Schwarze has previously been sued for civil rights violations. That complaint, which was filed in a federal court in Minnesota in February 2011, accused Schwarze, then with the police department in the Minneapolis suburb of Richfield, of taking part in a “malicious campaign of threats, harassments, random searches and arrests” in 2009.

The suit was filed by Billy McCoy, who alleged that Schwarze and two other officers harassed him, “falsified police reports, and conspired with a private citizen in a continuous and unbroken sequence of unlawful searches, intimidation and phone threats” in order to force him to become a police informant. The case was settled out of court and dismissed from the docket in April 2011, and the details were sealed.

Schwarze and Ringgenberg have each been with the Minneapolis police department for 13 months, city authorities said.

Jamar Clark died in hospital on Monday night. The cause of death was a gunshot to the head, the Hennepin County medical examiner’s office announced in a statement Tuesday evening, and his death was ruled a homicide.

Riggenberg and Schwarze were “responding to a request for assistance from paramedics who reported an individual, now identified as Mr Clark, disrupting their ability to aid an assault victim at that location”, a spokesperson for the BCA said in a statement Wednesday morning.

“At some point during an altercation that ensued between the officers and Mr Clark, an officer discharged his weapon, striking Mr Clark.”

Police originally said that Clark was killed during a struggle, but eyewitnesses have consistently said that Clark was subdued and handcuffed at the time he was shot.

“He was handcuffed. He wasn’t struggling,” Lisa Hoskins, who said she witnessed the shooting from the balcony of her apartment directly across the road, told the Guardian on Tuesday. “They told him to back up off the car, then they rushed him, put him in handcuffs,” she said. “That’s when you heard the ‘boom’.”

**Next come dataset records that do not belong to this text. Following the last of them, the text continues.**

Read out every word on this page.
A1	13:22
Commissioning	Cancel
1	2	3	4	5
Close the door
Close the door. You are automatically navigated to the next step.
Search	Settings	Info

Javille Burns, Clark’s sister, said in a press conference Wednesday morning that her brother “did not deserve to be shot down in the street like an animal and walked away from like his life didn’t matter”. She said the family “don’t want revenge; we want justice”.

“Yes, black lives matter,” Burns said. “White lives matter, Chinese lives matter, everybody’s lives matter because God gave them to you.”

On Monday night, protesters shut down Interstate 94 in protest against Clark’s shooting. Fifty-one were arrested.

In a press conference Tuesday afternoon, the superintendent of the Minneapolis bureau of criminal apprehensions (BCA), which is handling the investigation, said that several videos had been obtained but that none of them completely covered the shooting.

He also walked back the original law enforcement narrative of a struggle, saying that the BCA was “still examining” whether Clark was handcuffed at the time he was shot.

Minneapolis mayor Betsy Hodges has called for the US Department of Justice to help in the investigation, and the DoJ has agreed to do so, according to the New York Times. The FBI has said that it will also investigate the case, according to the Associated Press.

Both officers are currently on standard administrative leave, the BCA confirmed.